Update regarding set off of R&D credits against other liabilities (5 May 2020)
With regard to questions around whether R&D claims will be paid in full even where the business has outstanding tax liabilities, HMRC has confirmed that if a VAT liability has been deferred as a result of the measure announced by the government in light of the COVID-19 pandemic, namely the permitted deferral of VAT for the period of 20 March – 30th June (more guidance can be found here), the VAT deferred will not be constituted as a ‘liability owing’ to HMRC and, therefore, the R&D tax credit or R&D Expenditure Credit (RDEC) will not be set off against these VAT liabilities.
However, this is not the case in respect of other outstanding tax liabilities, including any debt in respect of VAT owing to HMRC and arising outside of the specific period allowed for VAT deferrals mentioned above and any tax which is paid late by companies pursuant to an agreement reached with HMRC under the Time to Pay (TTP) service. Our understanding is that in these circumstances the tax liabilities are still considered to be ‘owing’, despite the taxpayer having reached an agreement as to the timing of payment of these liabilities under the TTP service, and, therefore, the RDEC or R&D tax credit will be offset against these liabilities.  


Company Residence and Permanent Establishments

HMRC has issued some guidance in relation to HMRC’s approach to company residence and permanent establishments in response to COVID-19 Pandemic. The key points in the guidance from HMRC are:

HMRC consider that the existing legislation and guidance in relation to company residence and permanent establishments, already provides flexibility to deal with changes in business activities necessitated by the response to the COVID-19 pandemic
Company Residence 
HMRC does not consider that a company will necessarily become resident in the UK because a few board meetings are held here, or because some decisions are taken in the UK over a short period of time.
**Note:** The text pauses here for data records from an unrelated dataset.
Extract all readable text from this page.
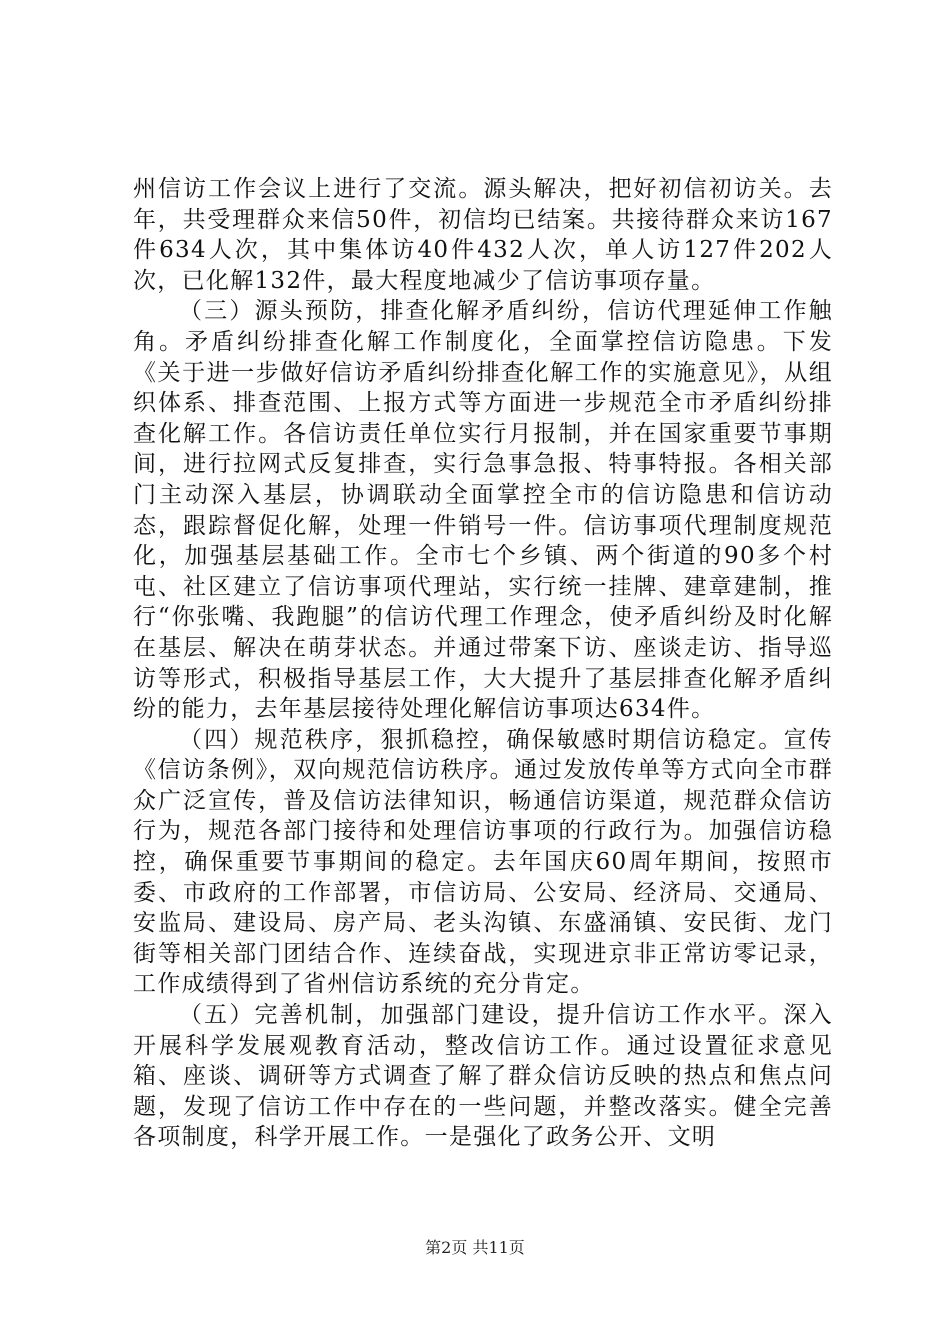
州信访工作会议上进行了交流。源头解决，把好初信初访关。去年，共受理群众来信50件，初信均已结案。共接待群众来访167件634人次，其中集体访40件432人次，单人访127件202人次，已化解132件，最大程度地减少了信访事项存量。

（三）源头预防，排查化解矛盾纠纷，信访代理延伸工作触角。矛盾纠纷排查化解工作制度化，全面掌控信访隐患。下发《关于进一步做好信访矛盾纠纷排查化解工作的实施意见》，从组织体系、排查范围、上报方式等方面进一步规范全市矛盾纠纷排查化解工作。各信访责任单位实行月报制，并在国家重要节事期间，进行拉网式反复排查，实行急事急报、特事特报。各相关部门主动深入基层，协调联动全面掌控全市的信访隐患和信访动态，跟踪督促化解，处理一件销号一件。信访事项代理制度规范化，加强基层基础工作。全市七个乡镇、两个街道的90多个村屯、社区建立了信访事项代理站，实行统一挂牌、建章建制，推行“你张嘴、我跑腿”的信访代理工作理念，使矛盾纠纷及时化解在基层、解决在萌芽状态。并通过带案下访、座谈走访、指导巡访等形式，积极指导基层工作，大大提升了基层排查化解矛盾纠纷的能力，去年基层接待处理化解信访事项达634件。

（四）规范秩序，狠抓稳控，确保敏感时期信访稳定。宣传《信访条例》，双向规范信访秩序。通过发放传单等方式向全市群众广泛宣传，普及信访法律知识，畅通信访渠道，规范群众信访行为，规范各部门接待和处理信访事项的行政行为。加强信访稳控，确保重要节事期间的稳定。去年国庆60周年期间，按照市委、市政府的工作部署，市信访局、公安局、经济局、交通局、安监局、建设局、房产局、老头沟镇、东盛涌镇、安民街、龙门街等相关部门团结合作、连续奋战，实现进京非正常访零记录，工作成绩得到了省州信访系统的充分肯定。

（五）完善机制，加强部门建设，提升信访工作水平。深入开展科学发展观教育活动，整改信访工作。通过设置征求意见箱、座谈、调研等方式调查了解了群众信访反映的热点和焦点问题，发现了信访工作中存在的一些问题，并整改落实。健全完善各项制度，科学开展工作。一是强化了政务公开、文明

第2页 共11页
The existing HMRC guidance makes it clear that HMRC will take a holistic view of the facts and circumstances of each case.
With regard to permanent establishments, we do not consider that a non-resident company will automatically have a taxable presence by way of permanent establishment after a short period of time. Similarly, whilst the habitual conclusion of contracts in the UK would also create a taxable presence in the UK, it is a matter of fact and degree as to whether that habitual condition is met. Furthermore, the existence of a UK PE does not in itself mean that a significant element of the profits of the non-resident company would be taxable in the UK.

The full text of the guidance issued by HMRC on 3 April 2020 can be found here. This guidance is now incorporated in HMRC’s International Manual (new paragraphs INTM261010 and INTM120185). The guidance was updated on 5 May 2020 with the addition of one paragraph at the bottom of INTM261010 and two paragraphs at the bottom of INTM120185.